Muchos expertos vaticinan que la derrota militar del Daesh no supondrá ni mucho menos su desaparición y apuntan a sus acciones terroristas en Occidente, tanto directas como las perpetradas por aquellos que encuentran inspiración en el IS y le juran lealtad sin haber llegado a tener contacto con la organización, como el nuevo campo de batalla del Daesh.

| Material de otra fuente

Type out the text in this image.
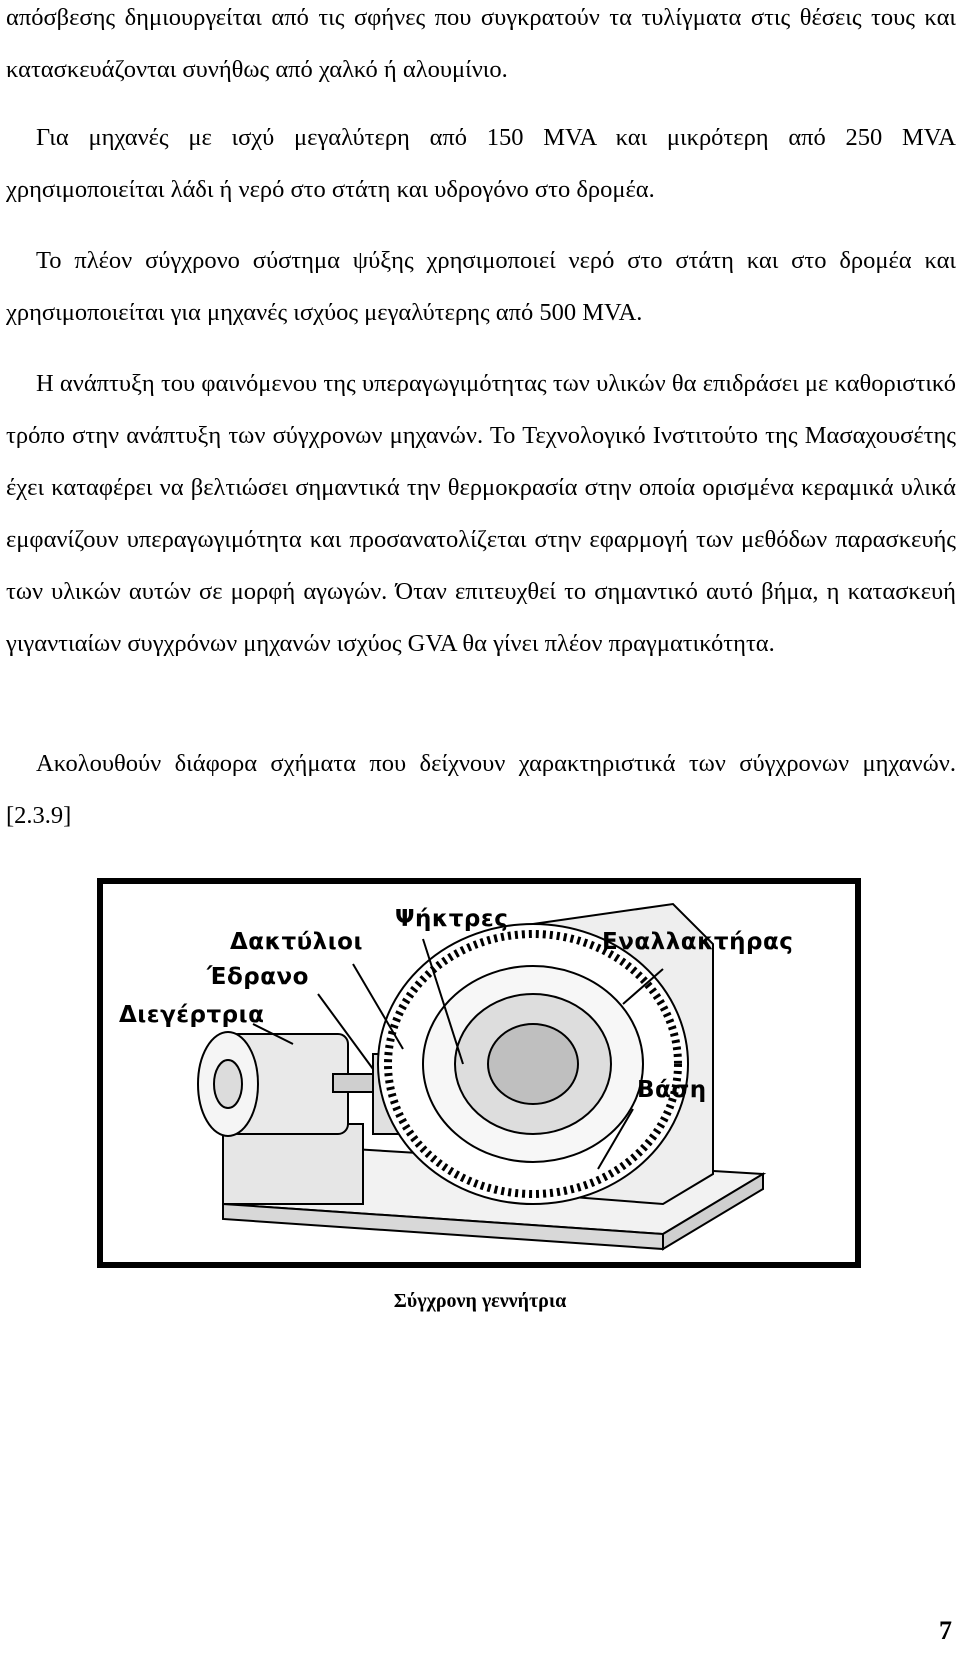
απόσβεσης δημιουργείται από τις σφήνες που συγκρατούν τα τυλίγματα στις θέσεις τους και κατασκευάζονται συνήθως από χαλκό ή αλουμίνιο.

Για μηχανές με ισχύ μεγαλύτερη από 150 MVA και μικρότερη από 250 MVA χρησιμοποιείται λάδι ή νερό στο στάτη και υδρογόνο στο δρομέα.

Το πλέον σύγχρονο σύστημα ψύξης χρησιμοποιεί νερό στο στάτη και στο δρομέα και χρησιμοποιείται για μηχανές ισχύος μεγαλύτερης από 500 MVA.

Η ανάπτυξη του φαινόμενου της υπεραγωγιμότητας των υλικών θα επιδράσει με καθοριστικό τρόπο στην ανάπτυξη των σύγχρονων μηχανών. Το Τεχνολογικό Ινστιτούτο της Μασαχουσέτης έχει καταφέρει να βελτιώσει σημαντικά την θερμοκρασία στην οποία ορισμένα κεραμικά υλικά εμφανίζουν υπεραγωγιμότητα και προσανατολίζεται στην εφαρμογή των μεθόδων παρασκευής των υλικών αυτών σε μορφή αγωγών. Όταν επιτευχθεί το σημαντικό αυτό βήμα, η κατασκευή γιγαντιαίων συγχρόνων μηχανών ισχύος GVA θα γίνει πλέον πραγματικότητα.

Ακολουθούν διάφορα σχήματα που δείχνουν χαρακτηριστικά των σύγχρονων μηχανών. [2.3.9]

Ψήκτρες

Δακτύλιοι	Εναλλακτήρας

Έδρανο

Διεγέρτρια

Βάση

Σύγχρονη γεννήτρια

7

Recientemente ha visto la luz el informe  ‘Fear Thy Neighbor. Radicalization and Jihadist Attacks in the West’ (Temer al vecino. Radicalización y ataques yihadistas en Occidente), fruto de la colaboración entre el Programa sobre Extremismo de la universidad George Washington y el think tank con sede en La Haya International Centre for Counter-Terrorism (ICCT). Este trabajo de Lorenzo Vidino, Francesco Marone y Eva Entenmann analiza las acciones terroristas ligadas al IS en Occidente, tanto en Europa como en Norteamérica, y arroja unos datos de sumo interés.

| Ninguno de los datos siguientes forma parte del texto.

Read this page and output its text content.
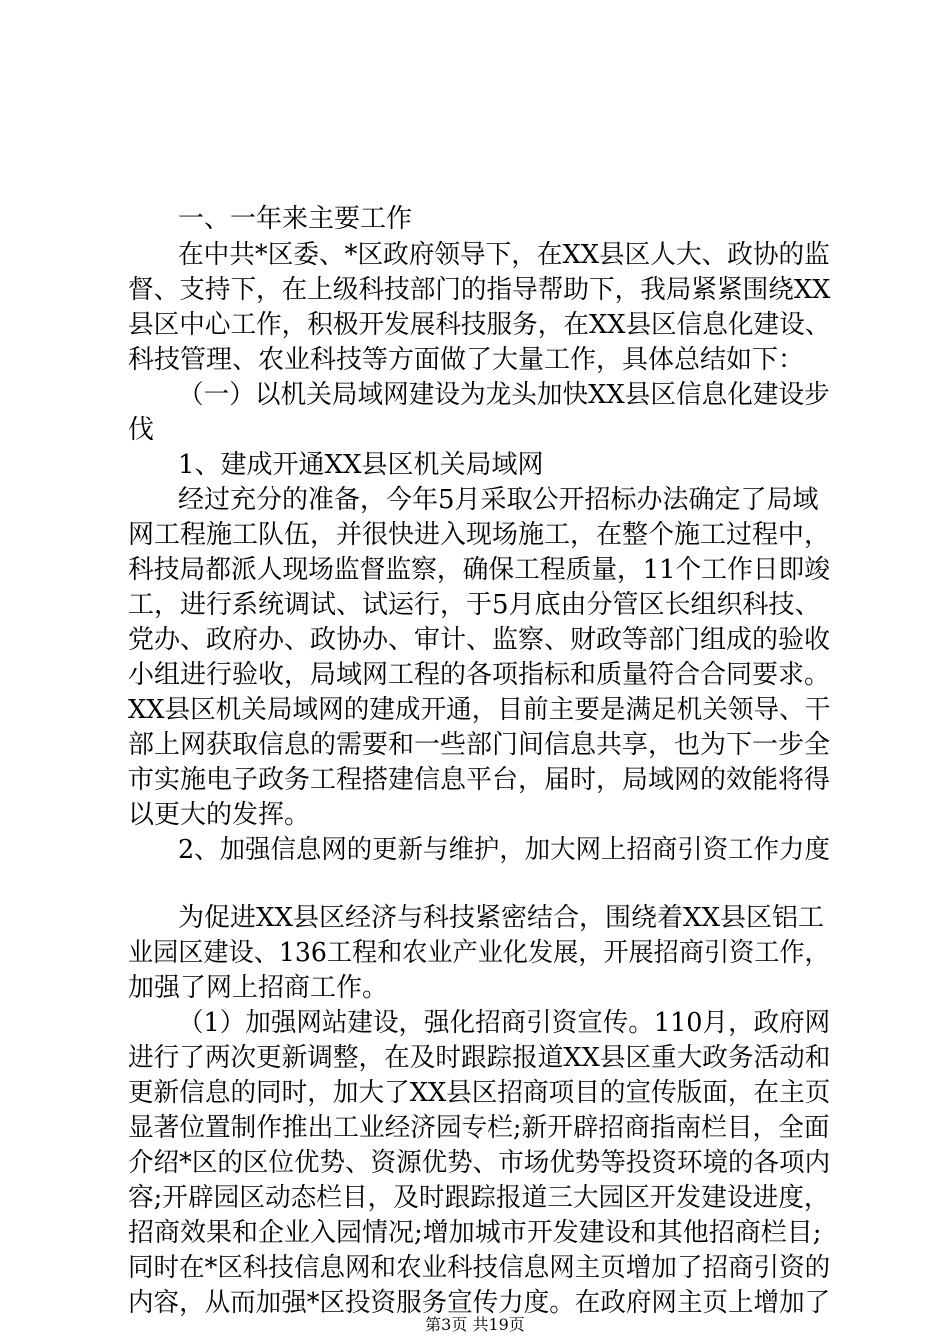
一、一年来主要工作
在中共*区委、*区政府领导下，在XX县区人大、政协的监
督、支持下，在上级科技部门的指导帮助下，我局紧紧围绕XX
县区中心工作，积极开发展科技服务，在XX县区信息化建设、
科技管理、农业科技等方面做了大量工作，具体总结如下：
（一）以机关局域网建设为龙头加快XX县区信息化建设步
伐
1、建成开通XX县区机关局域网
经过充分的准备，今年5月采取公开招标办法确定了局域
网工程施工队伍，并很快进入现场施工，在整个施工过程中，
科技局都派人现场监督监察，确保工程质量，11个工作日即竣
工，进行系统调试、试运行，于5月底由分管区长组织科技、
党办、政府办、政协办、审计、监察、财政等部门组成的验收
小组进行验收，局域网工程的各项指标和质量符合合同要求。
XX县区机关局域网的建成开通，目前主要是满足机关领导、干
部上网获取信息的需要和一些部门间信息共享，也为下一步全
市实施电子政务工程搭建信息平台，届时，局域网的效能将得
以更大的发挥。
2、加强信息网的更新与维护，加大网上招商引资工作力度
为促进XX县区经济与科技紧密结合，围绕着XX县区铝工
业园区建设、136工程和农业产业化发展，开展招商引资工作，
加强了网上招商工作。
（1）加强网站建设，强化招商引资宣传。110月，政府网
进行了两次更新调整，在及时跟踪报道XX县区重大政务活动和
更新信息的同时，加大了XX县区招商项目的宣传版面，在主页
显著位置制作推出工业经济园专栏;新开辟招商指南栏目，全面
介绍*区的区位优势、资源优势、市场优势等投资环境的各项内
容;开辟园区动态栏目，及时跟踪报道三大园区开发建设进度，
招商效果和企业入园情况;增加城市开发建设和其他招商栏目;
同时在*区科技信息网和农业科技信息网主页增加了招商引资的
内容，从而加强*区投资服务宣传力度。在政府网主页上增加了
第3页 共19页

Los autores del informe han identificado 51 ataques terroristas en Occidente relacionados con el Daesh, que fueron ejecutados por 65 terroristas. Pese a tratarse de un número elevado de ataques, sus ejecuciones se han concentrado en sólo 8 países. Francia encabeza esta lista del terror con 17 atentados, seguida de Estados Unidos (16), Alemania (6), Reino Unido (4), Bélgica (3), Canadá (3), Dinamarca (1) y Suecia (1). Es decir, el 63% de los atentados fue en suelo europeo; el resto, en estadounidense.

Como resultado de estos ataques, murieron asesinadas 395 personas y resultaron heridas 1.549. La media es de 7,7 asesinados por atentado, aunque en la práctica hay un gran desequilibrio: en los 17 atentados que sufrió Francia murieron 239 personas, mientras que en los 16 de Estados Unidos fallecieron 76.

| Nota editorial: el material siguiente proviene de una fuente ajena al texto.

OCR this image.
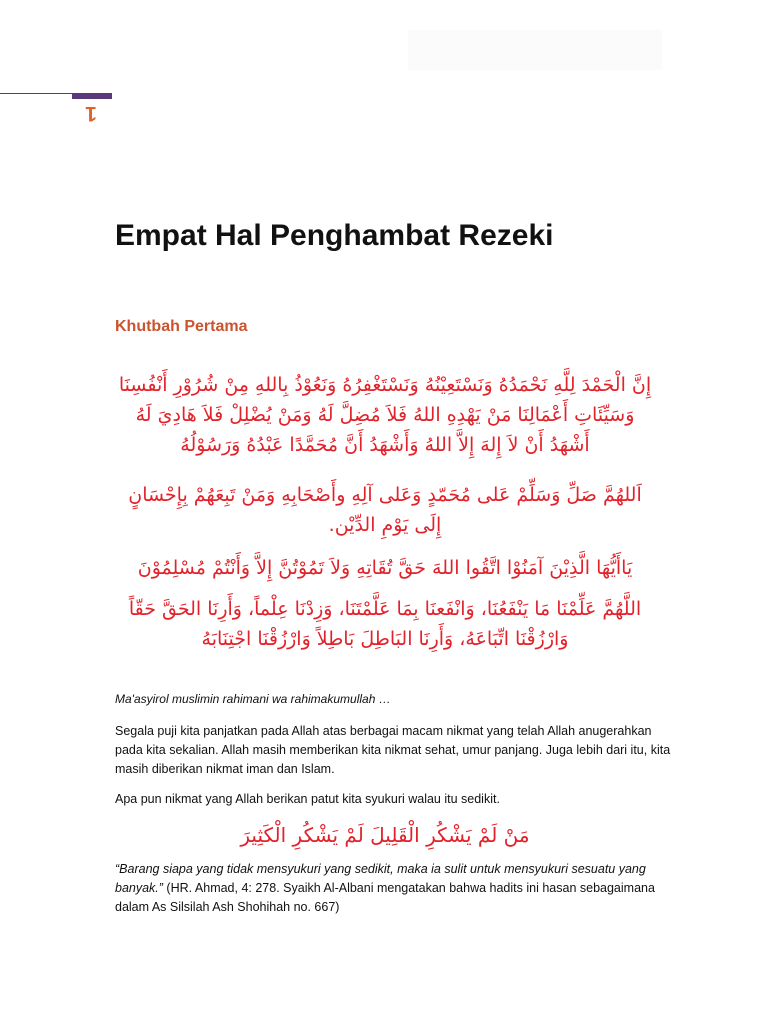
1
Empat Hal Penghambat Rezeki
Khutbah Pertama

إِنَّ الْحَمْدَ لِلَّهِ نَحْمَدُهُ وَنَسْتَعِيْنُهُ وَنَسْتَغْفِرُهُ وَنَعُوْذُ بِاللهِ مِنْ شُرُوْرِ أَنْفُسِنَا

وَسَيِّئَاتِ أَعْمَالِنَا مَنْ يَهْدِهِ اللهُ فَلاَ مُضِلَّ لَهُ وَمَنْ يُضْلِلْ فَلاَ هَادِيَ لَهُ

أَشْهَدُ أَنْ لاَ إِلهَ إِلاَّ اللهُ وَأَشْهَدُ أَنَّ مُحَمَّدًا عَبْدُهُ وَرَسُوْلُهُ

اَللهُمَّ صَلِّ وَسَلِّمْ عَلى مُحَمّدٍ وَعَلى آلِهِ وأَصْحَابِهِ وَمَنْ تَبِعَهُمْ بِإِحْسَانٍ

إِلَى يَوْمِ الدِّيْن.

يَاأَيُّهَا الَّذِيْنَ آمَنُوْا اتَّقُوا اللهَ حَقَّ تُقَاتِهِ وَلاَ تَمُوْتُنَّ إِلاَّ وَأَنْتُمْ مُسْلِمُوْنَ

اللَّهُمَّ عَلِّمْنَا مَا يَنْفَعُنَا، وَانْفَعنَا بِمَا عَلَّمْتَنَا، وَزِدْنَا عِلْماً، وَأَرِنَا الحَقَّ حَقّاً

وَارْزُقْنَا اتِّبَاعَهُ، وَأَرِنَا البَاطِلَ بَاطِلاً وَارْزُقْنَا اجْتِنَابَهُ

Ma'asyirol muslimin rahimani wa rahimakumullah …

Segala puji kita panjatkan pada Allah atas berbagai macam nikmat yang telah Allah anugerahkan pada kita sekalian. Allah masih memberikan kita nikmat sehat, umur panjang. Juga lebih dari itu, kita masih diberikan nikmat iman dan Islam.

Apa pun nikmat yang Allah berikan patut kita syukuri walau itu sedikit.

مَنْ لَمْ يَشْكُرِ الْقَلِيلَ لَمْ يَشْكُرِ الْكَثِيرَ

“Barang siapa yang tidak mensyukuri yang sedikit, maka ia sulit untuk mensyukuri sesuatu yang banyak.” (HR. Ahmad, 4: 278. Syaikh Al-Albani mengatakan bahwa hadits ini hasan sebagaimana dalam As Silsilah Ash Shohihah no. 667)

En cuanto al perfil del terrorista, uno de los datos más contundentes es el de su origen. El 73% era originario del país en el que ejecutó el ataque el 14% tenía los papeles de residencia en regla, el 6% no tenía papeles y sólo el 5% tenía o había solicitado el estatus de refugiado. La media de edad de los terroristas era de 27,3 años y fueron mayoritariamente hombres: apenas el 2% de los 65 atacantes era mujeres.

Respecto a la motivación, también resultan interesantes los datos que ofrece el informe. El 63% de los terroristas había mostrado antes o durante el ataque su lealtad a grupos yihadistas, principalmente al Daesh. Sin embargo, el porcentaje de quienes tenían un vínculo claro con este tipo de organizaciones es del 42%. En un 26% de los casos, los terroristas actuaron influidos por el autodenominado Estado Islámico, mientras que el 66% de los atentados fue obra de atacantes que actuaron de forma independiente, aunque mantuvieran algún tipo de conexión con el radicalismo.